Кто прошел это испытание и во всех возрастах — детском, юношеском и
зрелом — выказал себя человеком цельным
— Мне тоже кажется, что это должно быть так.
— Разве не с полным поистине правом можно назвать таких стражей совершенными? Они
охраняли бы государство от внешних врагов, а внутри него оберегали бы дружественных
граждан, чтобы у этих не было желания, а у тех — сил творить зло. А юноши, которых мы
только что называли стражами, были бы помощниками правителей и проводниками их
взглядов.
[Быт стражей]
— В дополнение к их воспитанию, скажет всякий здравомыслящий человек, надо
устроить их жилища и прочее их имущество так, чтобы это не мешало им быть
наилучшими стражами и не заставляло бы их причинять зло остальным гражданам.
— Да, здравомыслящий человек скажет именно так.
— Смотри же, — продолжал я, — если им предстоит быть такими, не следует ли устроить
их жизнь и жилища примерно вот каким образом: прежде всего никто не должен обладать
никакой частной собственностью, если в том нет крайней необходимости. Затем ни у кого
не должно быть такого жилища или кладовой, куда не имел бы доступа всякий желающий.
Припасы, необходимые для рассудительных и мужественных знатоков военного дела, они
должны получать от остальных граждан в уплату за то, что их охраняют. Количества
припасов должно хватать стражам на год, но без излишка.
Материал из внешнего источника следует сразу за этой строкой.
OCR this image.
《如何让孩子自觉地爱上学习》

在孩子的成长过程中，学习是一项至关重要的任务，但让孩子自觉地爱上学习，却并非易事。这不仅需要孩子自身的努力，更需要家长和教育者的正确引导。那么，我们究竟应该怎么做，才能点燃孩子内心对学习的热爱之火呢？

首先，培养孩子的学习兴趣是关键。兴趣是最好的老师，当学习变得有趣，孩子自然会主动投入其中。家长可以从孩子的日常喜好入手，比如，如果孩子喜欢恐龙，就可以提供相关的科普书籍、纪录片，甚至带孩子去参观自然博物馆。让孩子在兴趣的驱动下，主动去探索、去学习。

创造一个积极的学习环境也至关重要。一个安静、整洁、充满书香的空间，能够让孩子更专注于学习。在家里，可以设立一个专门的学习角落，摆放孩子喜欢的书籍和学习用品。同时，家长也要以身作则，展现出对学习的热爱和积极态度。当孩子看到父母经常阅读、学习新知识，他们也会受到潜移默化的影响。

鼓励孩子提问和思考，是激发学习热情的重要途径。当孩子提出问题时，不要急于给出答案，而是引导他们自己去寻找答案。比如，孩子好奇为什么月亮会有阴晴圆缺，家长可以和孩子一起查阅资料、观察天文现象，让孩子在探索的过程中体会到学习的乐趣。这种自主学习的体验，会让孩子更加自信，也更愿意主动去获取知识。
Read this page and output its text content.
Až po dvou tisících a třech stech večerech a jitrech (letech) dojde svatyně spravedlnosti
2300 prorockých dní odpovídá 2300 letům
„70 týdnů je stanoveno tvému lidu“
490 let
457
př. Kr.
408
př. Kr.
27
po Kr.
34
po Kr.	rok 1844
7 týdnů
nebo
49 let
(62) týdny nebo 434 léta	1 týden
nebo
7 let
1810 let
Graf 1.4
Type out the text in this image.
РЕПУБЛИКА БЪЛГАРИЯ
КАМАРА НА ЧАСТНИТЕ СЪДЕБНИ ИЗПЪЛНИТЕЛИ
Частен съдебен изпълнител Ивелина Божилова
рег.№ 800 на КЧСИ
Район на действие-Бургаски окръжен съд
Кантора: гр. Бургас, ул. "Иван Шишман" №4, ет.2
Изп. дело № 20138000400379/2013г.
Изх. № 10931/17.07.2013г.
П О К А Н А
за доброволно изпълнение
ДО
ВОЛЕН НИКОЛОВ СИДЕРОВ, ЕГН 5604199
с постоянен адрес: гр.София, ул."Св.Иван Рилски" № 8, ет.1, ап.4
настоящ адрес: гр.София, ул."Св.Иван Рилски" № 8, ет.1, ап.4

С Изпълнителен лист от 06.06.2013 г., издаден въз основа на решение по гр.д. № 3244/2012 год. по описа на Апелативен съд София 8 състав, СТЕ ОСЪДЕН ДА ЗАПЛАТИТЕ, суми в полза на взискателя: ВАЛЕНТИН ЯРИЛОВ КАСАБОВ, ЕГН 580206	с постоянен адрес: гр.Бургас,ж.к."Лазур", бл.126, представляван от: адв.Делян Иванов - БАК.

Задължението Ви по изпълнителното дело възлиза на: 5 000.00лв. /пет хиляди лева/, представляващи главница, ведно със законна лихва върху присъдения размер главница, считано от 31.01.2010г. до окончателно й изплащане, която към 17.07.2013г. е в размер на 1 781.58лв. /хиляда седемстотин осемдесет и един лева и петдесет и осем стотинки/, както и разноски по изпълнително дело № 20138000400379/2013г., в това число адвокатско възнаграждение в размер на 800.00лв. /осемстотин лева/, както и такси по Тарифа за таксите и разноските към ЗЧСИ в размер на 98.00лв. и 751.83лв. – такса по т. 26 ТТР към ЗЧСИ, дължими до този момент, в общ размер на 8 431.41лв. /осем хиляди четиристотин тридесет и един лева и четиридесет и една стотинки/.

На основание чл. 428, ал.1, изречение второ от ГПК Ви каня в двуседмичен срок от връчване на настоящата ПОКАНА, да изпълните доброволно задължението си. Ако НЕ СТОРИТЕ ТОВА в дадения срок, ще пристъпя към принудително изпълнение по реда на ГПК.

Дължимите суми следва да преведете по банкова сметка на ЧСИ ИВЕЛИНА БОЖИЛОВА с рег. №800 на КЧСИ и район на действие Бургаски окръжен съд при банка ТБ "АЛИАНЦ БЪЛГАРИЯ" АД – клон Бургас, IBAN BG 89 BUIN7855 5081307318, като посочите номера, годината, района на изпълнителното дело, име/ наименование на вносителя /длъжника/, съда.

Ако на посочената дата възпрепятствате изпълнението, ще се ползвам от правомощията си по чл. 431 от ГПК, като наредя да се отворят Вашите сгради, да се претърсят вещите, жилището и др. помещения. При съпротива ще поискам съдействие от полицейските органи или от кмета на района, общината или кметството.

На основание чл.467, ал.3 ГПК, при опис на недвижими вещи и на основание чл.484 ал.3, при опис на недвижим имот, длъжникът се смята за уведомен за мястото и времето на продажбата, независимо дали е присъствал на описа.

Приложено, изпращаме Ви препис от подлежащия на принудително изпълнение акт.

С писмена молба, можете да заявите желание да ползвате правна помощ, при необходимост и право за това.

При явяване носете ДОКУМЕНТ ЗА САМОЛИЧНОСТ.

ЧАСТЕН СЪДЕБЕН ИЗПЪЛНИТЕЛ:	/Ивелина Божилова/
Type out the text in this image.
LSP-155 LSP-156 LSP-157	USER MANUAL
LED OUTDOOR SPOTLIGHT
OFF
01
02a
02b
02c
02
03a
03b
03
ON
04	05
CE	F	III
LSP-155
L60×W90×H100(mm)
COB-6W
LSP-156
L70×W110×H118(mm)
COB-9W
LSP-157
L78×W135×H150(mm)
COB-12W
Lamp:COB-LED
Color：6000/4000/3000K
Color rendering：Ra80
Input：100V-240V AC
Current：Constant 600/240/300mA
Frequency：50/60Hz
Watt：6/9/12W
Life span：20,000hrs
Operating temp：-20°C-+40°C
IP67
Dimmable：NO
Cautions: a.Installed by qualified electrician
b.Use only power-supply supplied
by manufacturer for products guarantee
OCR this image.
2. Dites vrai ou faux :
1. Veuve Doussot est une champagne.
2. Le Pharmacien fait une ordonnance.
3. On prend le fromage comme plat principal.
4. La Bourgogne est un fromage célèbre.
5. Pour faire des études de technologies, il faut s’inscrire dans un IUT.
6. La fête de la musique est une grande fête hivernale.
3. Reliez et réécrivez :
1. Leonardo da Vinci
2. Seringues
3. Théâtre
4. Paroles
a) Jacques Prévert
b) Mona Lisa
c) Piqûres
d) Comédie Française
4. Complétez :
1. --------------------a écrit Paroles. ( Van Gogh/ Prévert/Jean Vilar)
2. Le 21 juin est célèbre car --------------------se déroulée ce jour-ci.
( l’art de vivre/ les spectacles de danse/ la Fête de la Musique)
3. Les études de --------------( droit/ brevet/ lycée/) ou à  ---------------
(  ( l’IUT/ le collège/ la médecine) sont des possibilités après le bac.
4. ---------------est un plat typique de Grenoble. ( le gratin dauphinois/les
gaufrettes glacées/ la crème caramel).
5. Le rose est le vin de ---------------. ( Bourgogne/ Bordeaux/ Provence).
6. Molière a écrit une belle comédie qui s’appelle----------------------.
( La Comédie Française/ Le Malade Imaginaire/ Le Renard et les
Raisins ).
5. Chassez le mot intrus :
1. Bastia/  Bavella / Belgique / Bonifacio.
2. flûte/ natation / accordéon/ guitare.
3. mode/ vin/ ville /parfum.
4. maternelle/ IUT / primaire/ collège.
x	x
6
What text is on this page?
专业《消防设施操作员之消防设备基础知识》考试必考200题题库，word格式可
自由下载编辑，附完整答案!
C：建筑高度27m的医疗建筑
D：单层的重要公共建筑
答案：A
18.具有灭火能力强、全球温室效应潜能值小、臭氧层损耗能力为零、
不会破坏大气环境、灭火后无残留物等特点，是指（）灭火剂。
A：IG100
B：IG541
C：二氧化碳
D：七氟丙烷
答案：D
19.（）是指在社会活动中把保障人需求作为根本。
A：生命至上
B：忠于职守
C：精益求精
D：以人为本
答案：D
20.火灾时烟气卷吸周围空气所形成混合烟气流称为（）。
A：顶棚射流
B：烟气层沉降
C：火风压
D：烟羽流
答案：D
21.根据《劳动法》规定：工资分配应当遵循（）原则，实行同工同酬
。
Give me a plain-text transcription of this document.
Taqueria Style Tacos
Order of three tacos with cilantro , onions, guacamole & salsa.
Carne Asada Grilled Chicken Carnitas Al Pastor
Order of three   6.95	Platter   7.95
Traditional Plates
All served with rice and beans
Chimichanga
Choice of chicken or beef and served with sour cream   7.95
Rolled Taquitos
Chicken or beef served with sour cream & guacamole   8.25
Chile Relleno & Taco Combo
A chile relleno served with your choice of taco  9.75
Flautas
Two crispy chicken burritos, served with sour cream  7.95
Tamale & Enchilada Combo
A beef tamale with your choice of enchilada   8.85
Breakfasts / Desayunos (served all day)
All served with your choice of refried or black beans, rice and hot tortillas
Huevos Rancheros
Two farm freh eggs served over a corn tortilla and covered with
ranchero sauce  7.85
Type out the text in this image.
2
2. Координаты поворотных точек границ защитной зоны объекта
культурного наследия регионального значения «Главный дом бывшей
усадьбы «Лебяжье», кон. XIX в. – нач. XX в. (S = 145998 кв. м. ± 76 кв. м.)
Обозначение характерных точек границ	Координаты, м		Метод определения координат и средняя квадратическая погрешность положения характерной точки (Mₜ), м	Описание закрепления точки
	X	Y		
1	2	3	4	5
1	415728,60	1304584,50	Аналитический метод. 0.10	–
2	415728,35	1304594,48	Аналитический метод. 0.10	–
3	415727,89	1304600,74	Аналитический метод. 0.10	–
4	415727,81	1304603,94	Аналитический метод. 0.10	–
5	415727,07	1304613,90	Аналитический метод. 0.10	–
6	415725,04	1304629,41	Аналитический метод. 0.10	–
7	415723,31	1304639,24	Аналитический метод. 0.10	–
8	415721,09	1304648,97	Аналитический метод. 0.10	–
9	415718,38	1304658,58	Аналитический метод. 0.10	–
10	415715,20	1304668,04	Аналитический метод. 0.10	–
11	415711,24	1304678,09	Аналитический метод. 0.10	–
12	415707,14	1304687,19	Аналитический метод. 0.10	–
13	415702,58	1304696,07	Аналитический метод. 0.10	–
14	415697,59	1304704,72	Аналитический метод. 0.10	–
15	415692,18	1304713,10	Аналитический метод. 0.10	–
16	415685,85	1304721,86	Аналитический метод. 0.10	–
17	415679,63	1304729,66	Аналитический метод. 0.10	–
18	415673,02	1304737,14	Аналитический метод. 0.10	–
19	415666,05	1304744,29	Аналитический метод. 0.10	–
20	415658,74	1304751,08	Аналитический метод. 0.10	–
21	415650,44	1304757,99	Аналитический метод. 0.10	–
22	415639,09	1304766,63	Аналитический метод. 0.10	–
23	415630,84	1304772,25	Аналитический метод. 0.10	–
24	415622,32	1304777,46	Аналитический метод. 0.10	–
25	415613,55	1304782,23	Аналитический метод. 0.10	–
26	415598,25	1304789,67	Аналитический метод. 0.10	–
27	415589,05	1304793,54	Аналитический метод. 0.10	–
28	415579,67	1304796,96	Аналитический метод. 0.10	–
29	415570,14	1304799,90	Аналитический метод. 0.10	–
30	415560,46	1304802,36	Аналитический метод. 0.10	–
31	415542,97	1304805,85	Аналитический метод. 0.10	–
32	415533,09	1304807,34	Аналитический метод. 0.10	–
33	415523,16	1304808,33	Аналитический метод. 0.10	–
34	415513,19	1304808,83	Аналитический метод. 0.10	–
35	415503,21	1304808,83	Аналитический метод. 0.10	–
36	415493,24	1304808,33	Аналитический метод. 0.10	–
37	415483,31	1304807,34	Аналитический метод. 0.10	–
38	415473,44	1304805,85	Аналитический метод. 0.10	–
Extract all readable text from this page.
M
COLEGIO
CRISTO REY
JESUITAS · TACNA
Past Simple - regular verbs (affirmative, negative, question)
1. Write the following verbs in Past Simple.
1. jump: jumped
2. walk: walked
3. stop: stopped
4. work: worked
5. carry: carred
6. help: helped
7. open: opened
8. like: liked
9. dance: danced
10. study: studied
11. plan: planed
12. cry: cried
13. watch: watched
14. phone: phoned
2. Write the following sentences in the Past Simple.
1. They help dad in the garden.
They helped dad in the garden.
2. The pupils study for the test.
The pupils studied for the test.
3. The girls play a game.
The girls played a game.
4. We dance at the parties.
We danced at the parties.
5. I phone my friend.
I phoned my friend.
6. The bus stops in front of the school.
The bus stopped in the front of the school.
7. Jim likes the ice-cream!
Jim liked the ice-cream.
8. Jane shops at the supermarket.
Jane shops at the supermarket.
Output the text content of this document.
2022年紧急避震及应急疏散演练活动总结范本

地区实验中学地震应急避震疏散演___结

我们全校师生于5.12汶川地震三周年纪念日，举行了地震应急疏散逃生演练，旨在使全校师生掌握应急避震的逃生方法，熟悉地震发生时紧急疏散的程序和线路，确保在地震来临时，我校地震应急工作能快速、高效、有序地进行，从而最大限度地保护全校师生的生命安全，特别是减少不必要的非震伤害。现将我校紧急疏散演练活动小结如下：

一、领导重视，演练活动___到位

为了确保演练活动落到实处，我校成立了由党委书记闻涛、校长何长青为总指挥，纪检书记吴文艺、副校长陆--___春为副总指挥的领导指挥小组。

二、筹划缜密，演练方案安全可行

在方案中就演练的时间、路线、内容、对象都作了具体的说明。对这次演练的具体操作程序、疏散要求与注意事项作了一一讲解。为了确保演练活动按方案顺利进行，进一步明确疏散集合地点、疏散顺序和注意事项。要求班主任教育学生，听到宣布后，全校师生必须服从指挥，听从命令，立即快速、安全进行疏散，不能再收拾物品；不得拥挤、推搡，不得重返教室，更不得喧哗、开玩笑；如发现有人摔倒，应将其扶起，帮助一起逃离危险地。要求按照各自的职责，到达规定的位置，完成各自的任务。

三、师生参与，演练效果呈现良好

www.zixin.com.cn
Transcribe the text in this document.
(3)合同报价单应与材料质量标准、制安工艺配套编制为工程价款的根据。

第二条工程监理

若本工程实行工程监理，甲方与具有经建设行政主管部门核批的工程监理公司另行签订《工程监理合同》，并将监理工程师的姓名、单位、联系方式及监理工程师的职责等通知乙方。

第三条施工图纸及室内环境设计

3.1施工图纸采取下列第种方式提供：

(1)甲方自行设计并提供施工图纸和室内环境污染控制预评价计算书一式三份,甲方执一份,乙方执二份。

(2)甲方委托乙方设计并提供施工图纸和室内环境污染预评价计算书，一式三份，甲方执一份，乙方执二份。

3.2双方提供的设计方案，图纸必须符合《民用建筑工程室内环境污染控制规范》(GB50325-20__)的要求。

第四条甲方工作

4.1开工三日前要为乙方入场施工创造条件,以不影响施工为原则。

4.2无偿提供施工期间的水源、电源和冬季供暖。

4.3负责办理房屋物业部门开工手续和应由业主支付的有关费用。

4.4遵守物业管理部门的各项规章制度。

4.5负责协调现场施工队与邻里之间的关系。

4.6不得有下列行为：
А насчет золота и серебра надо
сказать им, что божественное золото — то, что от богов — они всегда имеют в своей
душе, так что ничуть не нуждаются в золоте человеческом.Им одним не
дозволено в нашем государстве пользоваться золотом и серебром, даже прикасаться к
ним, быть с ними под одной крышей, украшаться ими или пить из золотых и серебряных
сосудов. Только так могли бы стражи остаться невредимыми и сохранить государство.